I didn't have any definite plans; I'd just take her the beer and see where we went from there, if anywhere. When I stepped out of the kitchen I saw that she was no longer outside by the steps.

She was there in my room.

Well, I thought, that's laying it on the line where you can't miss it! She was standing there with an unlighted cigarette in her fingers, and I must have set the beer down somewhere because I didn't have it when I stepped over and held a match for her. For a moment neither of us did anything. We just stood there looking at each other getting the situation down pat. Then I grabbed for her.

She slipped out of my arms like a greased cat. “Are you always so impulsive, Mr. Hooper?”

“That's the way I am, I guess. And the name's Joe.”

“And I'm Paula.” She smiled. “Now do I get that beer?”

That was when I began to burn. I felt like the guy who had the wallet pulled away from him just as he was about to pick it up. But I got the beer. I found the can on the kitchen table and gave it to her.

“Now you're mad,” she said, still smiling.

I said nothing.

She drank some of the beer and put the can down. “Does it always have to mean the same thing,” she asked, “when a girl steps into a man's room?”

“Am I making a beef?”

“No. But you're mad; it shows all over.”

I was mad, all right, but not nearly so much as I had been at first. Nothing had really changed. She hadn't turned indignant or tried to slap me, so I knew that nothing had changed but the timing. And I could change my timing. For a Paula Sheldon I could change a lot of things.

“All right,” I said, “maybe I'm mad, but I'll get over it. Do you want another beer?”

“No, I'd rather talk.”

“All right. What do we talk about?”

Still smiling, she hit me with it. “Let's talk about what you heard at our window tonight.”

I couldn't have been more stunned if she had fired a pistol in my face. I stood like a post as she stepped around the bed, looked once through the window to make sure that her husband was still busy with his paperwork, then pulled the shade. She wasn't smiling now. She meant business.

“How much did you hear, Joe?” she said.

I shrugged as if to say I didn't know what she was talking about.

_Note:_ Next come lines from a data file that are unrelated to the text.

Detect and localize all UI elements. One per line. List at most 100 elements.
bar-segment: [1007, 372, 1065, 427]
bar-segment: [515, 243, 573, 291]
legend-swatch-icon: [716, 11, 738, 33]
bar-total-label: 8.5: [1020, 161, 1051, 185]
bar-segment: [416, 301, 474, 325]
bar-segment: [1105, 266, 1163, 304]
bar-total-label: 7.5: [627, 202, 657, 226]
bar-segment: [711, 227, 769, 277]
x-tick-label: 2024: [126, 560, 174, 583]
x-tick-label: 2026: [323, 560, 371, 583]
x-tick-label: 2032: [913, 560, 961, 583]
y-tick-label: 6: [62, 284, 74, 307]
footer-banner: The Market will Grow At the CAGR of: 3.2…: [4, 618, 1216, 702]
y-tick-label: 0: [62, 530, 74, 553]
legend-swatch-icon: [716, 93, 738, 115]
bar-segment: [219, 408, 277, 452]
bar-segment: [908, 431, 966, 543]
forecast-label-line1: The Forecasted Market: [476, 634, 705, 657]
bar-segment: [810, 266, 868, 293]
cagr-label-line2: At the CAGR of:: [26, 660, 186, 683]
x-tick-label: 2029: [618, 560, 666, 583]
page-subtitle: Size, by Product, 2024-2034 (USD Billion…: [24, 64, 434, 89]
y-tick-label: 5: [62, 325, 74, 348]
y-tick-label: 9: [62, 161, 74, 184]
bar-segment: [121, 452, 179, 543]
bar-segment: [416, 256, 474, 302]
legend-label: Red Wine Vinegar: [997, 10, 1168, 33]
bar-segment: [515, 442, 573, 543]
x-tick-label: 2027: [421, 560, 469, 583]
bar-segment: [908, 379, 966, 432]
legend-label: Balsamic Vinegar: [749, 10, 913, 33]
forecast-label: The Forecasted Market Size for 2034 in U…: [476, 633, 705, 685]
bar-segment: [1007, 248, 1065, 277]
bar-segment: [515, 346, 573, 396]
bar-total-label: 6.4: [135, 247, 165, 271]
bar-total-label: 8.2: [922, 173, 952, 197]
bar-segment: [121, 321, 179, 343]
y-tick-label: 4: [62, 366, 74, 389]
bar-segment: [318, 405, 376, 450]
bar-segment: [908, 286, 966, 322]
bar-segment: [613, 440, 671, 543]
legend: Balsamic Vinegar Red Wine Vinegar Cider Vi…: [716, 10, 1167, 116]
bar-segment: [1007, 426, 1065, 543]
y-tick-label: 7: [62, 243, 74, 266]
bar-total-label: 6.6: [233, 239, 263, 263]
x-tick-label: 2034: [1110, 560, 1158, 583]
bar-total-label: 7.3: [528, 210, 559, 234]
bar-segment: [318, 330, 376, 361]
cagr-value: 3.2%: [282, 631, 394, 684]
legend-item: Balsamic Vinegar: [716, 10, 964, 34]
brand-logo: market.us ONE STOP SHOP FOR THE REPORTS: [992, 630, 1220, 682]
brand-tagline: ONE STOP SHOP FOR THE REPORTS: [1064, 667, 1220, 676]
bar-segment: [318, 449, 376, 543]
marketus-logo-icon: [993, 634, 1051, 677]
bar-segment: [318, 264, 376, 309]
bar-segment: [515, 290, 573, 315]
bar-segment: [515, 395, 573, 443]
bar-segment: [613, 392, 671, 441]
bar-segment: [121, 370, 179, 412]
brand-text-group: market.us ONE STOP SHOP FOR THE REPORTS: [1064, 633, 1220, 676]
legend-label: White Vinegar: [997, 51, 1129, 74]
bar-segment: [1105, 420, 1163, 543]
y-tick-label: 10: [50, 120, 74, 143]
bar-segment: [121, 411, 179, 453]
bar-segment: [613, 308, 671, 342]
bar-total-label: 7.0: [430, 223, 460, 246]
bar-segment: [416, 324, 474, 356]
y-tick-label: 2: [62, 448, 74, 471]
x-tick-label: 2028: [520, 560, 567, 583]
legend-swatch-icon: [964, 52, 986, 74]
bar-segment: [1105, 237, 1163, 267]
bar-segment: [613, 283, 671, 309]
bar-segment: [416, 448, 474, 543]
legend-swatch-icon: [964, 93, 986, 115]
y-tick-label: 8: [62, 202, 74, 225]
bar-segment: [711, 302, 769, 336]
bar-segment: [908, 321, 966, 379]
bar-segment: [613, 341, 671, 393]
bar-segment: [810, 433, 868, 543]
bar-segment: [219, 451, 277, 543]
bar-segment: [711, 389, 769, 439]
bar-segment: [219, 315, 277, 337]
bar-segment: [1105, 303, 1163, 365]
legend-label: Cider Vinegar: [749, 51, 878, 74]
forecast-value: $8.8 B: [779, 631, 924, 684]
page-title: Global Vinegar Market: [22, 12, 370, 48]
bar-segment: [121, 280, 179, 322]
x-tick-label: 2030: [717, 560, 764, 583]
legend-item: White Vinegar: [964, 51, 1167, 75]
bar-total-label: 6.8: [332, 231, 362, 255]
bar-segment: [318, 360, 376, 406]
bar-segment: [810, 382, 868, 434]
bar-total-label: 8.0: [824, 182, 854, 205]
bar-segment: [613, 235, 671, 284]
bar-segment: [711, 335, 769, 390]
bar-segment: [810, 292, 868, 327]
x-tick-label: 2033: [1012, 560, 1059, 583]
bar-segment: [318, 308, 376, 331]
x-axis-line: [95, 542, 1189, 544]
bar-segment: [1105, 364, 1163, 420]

“You heard enough,” she said. “I was on the bed when Karl and Manley were talking. You couldn't see me, but I could see you through the gap between the window shade and the facing.”

There was nothing I could say to that. She had seen me. What got me was why she hadn't yelled at the time, giving Manley and Sheldon a warning.

She knew what I was thinking.

“You're wondering why I kept quiet about it,” she said. “I did it because this job has to go through. There can't be any backing out, because Karl has to have the money. Do you have any idea how many strings have to be pulled to get a man out of prison? It took almost ten thousand dollars to get Karl a parole, and now the string pullers want to be paid, or they'll send him back faster than they got him out. If he's lucky.”

I hardly heard what she was saying. She had moved closer, pressing against me, and then those white arms crawled around my neck and she turned her face up to me.

“Do you understand, Joe?”

The only thing I understood was the excitement that took hold of me when she touched me, as the softness of her seemed to melt against me, as I tried to capture that red mouth that kept slipping from one side to the other.

“Joe, do you understand what you must do?”